PlayViz recorded a -38 fielding score for the hosts

Shakib’s next wicket soon followed, a dismissal that reduced Sri Lanka to 190-5 (effectively 61-5). Bowling with a lovely rhythm, Shakib was getting some deliveries to turn really quite sharply, others to skid on without any turn at all. At times like these, batsmen often believe their best bet is to premeditate, and invariably out comes the sweep shot.

Niroshan Dickwella played one such sweep to a ball that turned a lot (6.6° in fact, putting it in the top dozen of Shakib turners for the innings). Also, the length was short of ideal length for sweeping, so the ball had time to turn and bounce before Dickwella’s bat made contact with the ball. Mushfiqur, who had a fine game behind the stumps, anticipated everything smartly to move across to complete the catch.

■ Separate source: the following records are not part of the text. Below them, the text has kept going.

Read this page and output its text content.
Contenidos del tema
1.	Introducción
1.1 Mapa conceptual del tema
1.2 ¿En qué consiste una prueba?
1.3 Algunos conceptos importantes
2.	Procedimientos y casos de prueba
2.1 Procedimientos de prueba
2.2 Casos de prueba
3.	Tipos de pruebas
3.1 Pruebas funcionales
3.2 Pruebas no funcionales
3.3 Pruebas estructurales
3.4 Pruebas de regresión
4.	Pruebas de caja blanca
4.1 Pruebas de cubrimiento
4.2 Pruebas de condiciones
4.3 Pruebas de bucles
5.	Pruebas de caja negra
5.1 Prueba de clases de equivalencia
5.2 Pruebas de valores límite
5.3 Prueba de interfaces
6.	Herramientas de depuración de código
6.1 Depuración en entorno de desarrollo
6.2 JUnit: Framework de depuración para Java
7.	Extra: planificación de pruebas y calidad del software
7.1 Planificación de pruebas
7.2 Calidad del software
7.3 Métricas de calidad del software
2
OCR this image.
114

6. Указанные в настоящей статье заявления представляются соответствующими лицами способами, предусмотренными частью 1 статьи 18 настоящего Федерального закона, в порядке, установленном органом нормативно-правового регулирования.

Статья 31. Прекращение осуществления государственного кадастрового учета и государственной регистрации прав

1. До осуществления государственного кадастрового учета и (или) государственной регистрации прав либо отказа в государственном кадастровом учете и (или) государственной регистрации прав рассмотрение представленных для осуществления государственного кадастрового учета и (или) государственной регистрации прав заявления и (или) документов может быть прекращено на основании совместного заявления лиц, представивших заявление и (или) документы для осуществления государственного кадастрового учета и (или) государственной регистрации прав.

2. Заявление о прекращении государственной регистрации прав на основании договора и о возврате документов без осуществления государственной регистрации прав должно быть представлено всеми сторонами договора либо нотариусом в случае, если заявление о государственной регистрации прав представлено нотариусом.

Sri Lanka fought on. The ninth wicket put on 80 to leave Bangladesh some kind of challenge, namely a target of 191. However the Tigers would not be denied and man-of-the-match Tamim Iqbal hit 82 (Shakib arguably had stronger claims to that individual gong). A memorable victory was achieved with four wickets in hand.

A final footnote: Sri Lanka have been poor in the field for much of the past six months and PlayViz recorded a -38 score for the hosts against a +52 aggregate for Bangladesh. The differential in batting was even more stark at +141 for the winning side (who had the clear disadvantage of batting second) against Sri Lanka’s -21. These indicators are very welcome for Bangladesh going forward while Sri Lanka’s side, still in transition following the retirements of so many key players of late, could find more roadblocks in their path.